Kloster Gethsemani

Neues

Eine neue Ordnung für eine neue Welt: die Seligpreisungen

Jesus steigt vom Berg herab und verkündet Gottes Ordnung, die im Widerspruch zu jeder menschlichen Vorstellung steht. Er spricht vier Seligpreisungen und vier Weherufe aus. Jeder Seligpreisung stelllt er eine Warnung gegenüber: Selig, ihr Armen - aber weh euch, die ihr reich seid! Selig euch, die ihr jetzt weint - weh euch, die ihr jetzt lacht!

Jesus stellt die menschliche Logik auf den Kopf. Seine paradoxen Aussagen enthalten scheinbare Widersprüche, die aber eine Auflösung auf einer höheren Ebene finden. Die Seligpreisungen fordern eine Umwertung jener Werte, die für die Existenz in dieser Welt erstrebenswert scheinen. Sie sind keine moralische Unterweisung, keine Ethik. Es geht hier um eine tiefere Schicht. Die Seligpreisungen zeigen uns, dass das Leben im Grunde paradox ist, dass die Extreme, die äußersten Enden sich berühren.

Letztendlich kann weniger mehr bedeuten. Wie unsere Gründerväter sagen: "Unser Reichtum ist unsere Armut. "Arm mit Christus zu sein, um damit leer und frei für Gott zu werden. Das ist das Sinnerfüllendste und Beglückendste, das sich niemals in die Abenteuer- und Unterhaltungsangebote dieser Welt einreihen lässt. Jesus stellt den Spielregeln unserer Welt eine andere Welt entgegen. Es geht darum, uns nicht einzuordnen unter die Satten und Sicheren, die in sich selbst verschlossen sind. Jesus macht aus der Armut eine Metapher des Offenseins für Gott und für andere Menschen.

Ähnlich gilt dies auch im geistlichen Sinne: Man soll nicht selbstsicher wie die Satten und Reichen in sich selbst verschlossen sein - und sich behäbig einrichten in Fraglosigkeit und Selbstgefälligkeit. Damit wird jede weitere Suche aufgegeben, und wir versperren uns den Blick ins Weite. Wir müssen Suchende bleiben! Die frühen Mönchsväter betonen, dass wir immer den Geist eines Anfängers bewahren müssen. Um wirklich glücklich zu sein, braucht man eine betimmte Art von Lebenseinstellung - und die beschreibt Jesus in den Seligpreisungen.

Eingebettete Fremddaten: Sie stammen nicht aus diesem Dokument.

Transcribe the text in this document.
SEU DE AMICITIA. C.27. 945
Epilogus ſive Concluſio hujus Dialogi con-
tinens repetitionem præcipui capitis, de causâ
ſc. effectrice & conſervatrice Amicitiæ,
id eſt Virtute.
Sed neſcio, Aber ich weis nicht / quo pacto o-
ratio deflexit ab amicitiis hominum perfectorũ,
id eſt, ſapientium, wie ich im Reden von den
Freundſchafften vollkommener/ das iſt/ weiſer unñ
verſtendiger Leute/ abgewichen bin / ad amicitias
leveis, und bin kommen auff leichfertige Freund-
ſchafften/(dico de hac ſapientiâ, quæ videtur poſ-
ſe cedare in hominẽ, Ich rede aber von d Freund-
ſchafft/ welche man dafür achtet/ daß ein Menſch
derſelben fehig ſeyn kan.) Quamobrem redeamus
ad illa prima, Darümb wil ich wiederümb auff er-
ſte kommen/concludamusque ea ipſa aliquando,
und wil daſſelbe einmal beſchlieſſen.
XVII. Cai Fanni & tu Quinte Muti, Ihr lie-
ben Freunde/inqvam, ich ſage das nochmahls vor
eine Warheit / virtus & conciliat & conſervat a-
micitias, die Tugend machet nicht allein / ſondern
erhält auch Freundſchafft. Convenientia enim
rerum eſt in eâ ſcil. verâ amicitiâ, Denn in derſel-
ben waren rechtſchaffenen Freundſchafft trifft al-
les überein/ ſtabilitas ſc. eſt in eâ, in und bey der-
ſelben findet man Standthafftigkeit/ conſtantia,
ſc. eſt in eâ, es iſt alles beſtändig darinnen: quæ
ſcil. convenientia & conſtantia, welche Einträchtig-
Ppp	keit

Wir werden selig gepriesen, wenn wir weinen. Das ist menschlich gesehen Unsinn. Das ist kaum nachvollziehbar. Oder?

Der Wagemut, der Mut zum Leiden, das ist es, worauf es hier ankommt. Es gilt, das Leiden anzunehmen, das Schicksal zu bejahen, sich ihm zu stellen. Wir wollen das Leid nicht suchen oder verherrlichen, sondern lernen, es zu akzeptieren, damit es hilfreich und segensreich werden kann. Wer das Leiden ausklammert, reduziert den Menschen. Paul Claudel schreibt: "Wer nicht leidet, an dem hat das Leben seine Arbeit unterbrochen." Leben und Tod, Freude und Leid kennzeichnen unser Dasein. Und wer sich in seinem Herzen seine Armseligkeit und Traurigkeit eingesteht, wird sensibel für die Not der anderen. Er kann viel verständnisvoller und barmherziger sein, als wenn er seine Tränen hinunterschluckt, sein Leid wegdrückt oder mit Zynismus überspielt.

Die Satten, die Reichen, die Lachenden werden diese Chance vertun. Sie werden niemals wissen, wie verzweifelt Menschen sein können. Die Verzweifelten aber wissen, dass sie nur leben können durch Verständnis, Güte und Barmherzigkeit. Sie wissen, wie sehr ein jeder Gott braucht. Aufgeschlossenheit, Aufmerksamkeit, Feinfühigkeit, all diese Fähigkeiten sind die Ausrüstung, die wir brauchen, um den Seligpreisungen zu entsprechen.